Take Time to Validate, Inspire & Encourage

The other night driving home from visiting my daughter, I was thinking and reflecting on Valentines Day. Earlier that day and every year, I smile at the many men who take time out and pop into the flower shop to get flowers for their partners. On this day you do not see any women in the store other than those serving and making up those bouquets. I look at the men, looking very serious and concentrated, getting the perfect bunch together, walking out proudly with their pick — hoping their partners will receive their romantic gesture with gratitude, appreciation and love.
This one-time and other special occasions people put extra effort into letting a loved one know they matter and are loved. This thought brought me back to my life and maybe yours. We are busy every day with the people who matter to us. We have conversations—meaningful and not meaningful. We disagree to agree. We eat together, watch a series together. We laugh and cry together. When facing storms, we endure together.

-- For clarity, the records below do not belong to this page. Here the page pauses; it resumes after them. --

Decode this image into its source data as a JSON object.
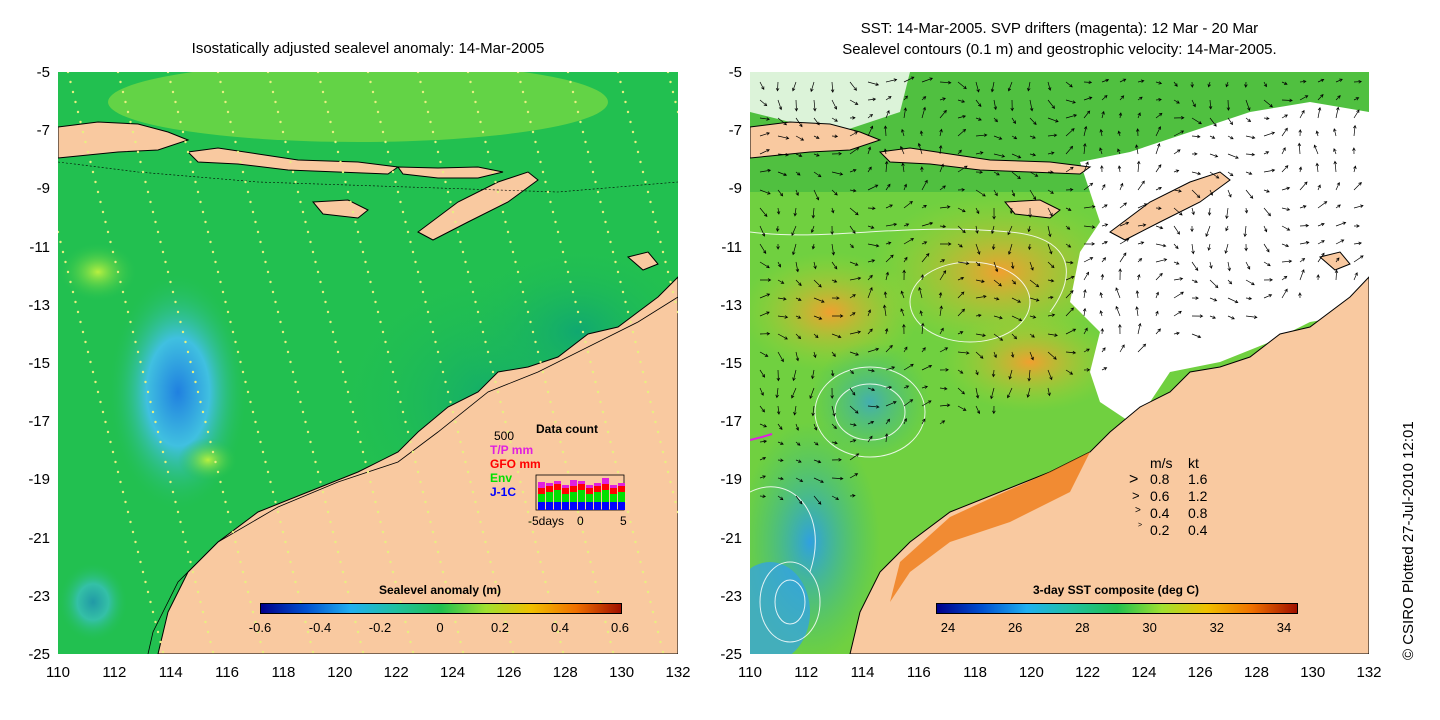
{
  "left_panel": {
    "title": "Isostatically adjusted sealevel anomaly: 14-Mar-2005",
    "y_ticks": [
      "-5",
      "-7",
      "-9",
      "-11",
      "-13",
      "-15",
      "-17",
      "-19",
      "-21",
      "-23",
      "-25"
    ],
    "x_ticks": [
      "110",
      "112",
      "114",
      "116",
      "118",
      "120",
      "122",
      "124",
      "126",
      "128",
      "130",
      "132"
    ],
    "colorbar": {
      "title": "Sealevel anomaly (m)",
      "ticks": [
        "-0.6",
        "-0.4",
        "-0.2",
        "0",
        "0.2",
        "0.4",
        "0.6"
      ]
    },
    "data_count": {
      "title": "Data count",
      "scale": "500",
      "series": [
        {
          "name": "T/P mm",
          "color": "#e020e0"
        },
        {
          "name": "GFO mm",
          "color": "#ff0000"
        },
        {
          "name": "Env",
          "color": "#00e000"
        },
        {
          "name": "J-1C",
          "color": "#0000ff"
        }
      ],
      "x_labels": [
        "-5days",
        "0",
        "5"
      ]
    }
  },
  "right_panel": {
    "title_line1": "SST: 14-Mar-2005. SVP drifters (magenta): 12 Mar - 20 Mar",
    "title_line2": "Sealevel contours (0.1 m) and geostrophic velocity: 14-Mar-2005.",
    "y_ticks": [
      "-5",
      "-7",
      "-9",
      "-11",
      "-13",
      "-15",
      "-17",
      "-19",
      "-21",
      "-23",
      "-25"
    ],
    "x_ticks": [
      "110",
      "112",
      "114",
      "116",
      "118",
      "120",
      "122",
      "124",
      "126",
      "128",
      "130",
      "132"
    ],
    "colorbar": {
      "title": "3-day SST composite (deg C)",
      "ticks": [
        "24",
        "26",
        "28",
        "30",
        "32",
        "34"
      ]
    },
    "velocity_legend": {
      "header_ms": "m/s",
      "header_kt": "kt",
      "rows": [
        {
          "ms": "0.8",
          "kt": "1.6"
        },
        {
          "ms": "0.6",
          "kt": "1.2"
        },
        {
          "ms": "0.4",
          "kt": "0.8"
        },
        {
          "ms": "0.2",
          "kt": "0.4"
        }
      ]
    }
  },
  "copyright": "© CSIRO Plotted 27-Jul-2010 12:01",
  "colors": {
    "land": "#f9c9a0",
    "sea_green": "#22c050",
    "sea_dark": "#10a860",
    "sea_light": "#90e040",
    "sea_blue": "#30a0f0"
  }
}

Thinking of my daughter, how I watched her going through the loss of her daughter; always checking to make sure she was okay. We spoke and shared about our processing of the loss over the past year. But I realized some things I wanted and want her to know; I didn’t get to say yet. I first thought, I will get to tell her sometime. But what if it is too late? That’s when I wrote her a letter the next day. I took time and wrote a letter to my daughter. Telling her the things I do not tell her in our normal conversations.
Life passes us by so quickly, and so do memorable moments. How better than to capture those moments on a piece of paper—validating, inspiring and encouraging someone else. Letting them know that you take notice and that you are present in their lives.
I remember years ago, when my daughter—the eldest turned sixteen, I wrote a poem, capturing all the memorable moments from the day she was born. I framed it and gave it to her on her birthday. When her brother turned sixteen, he insisted on his poem. I did one for each of our children. And when my daughter got married and expected her first baby, I wrote her letters.
These poems and letters, I know, impacted my children’s lives. It was my way of sharing my heart with them. In which way, can you impact your family life?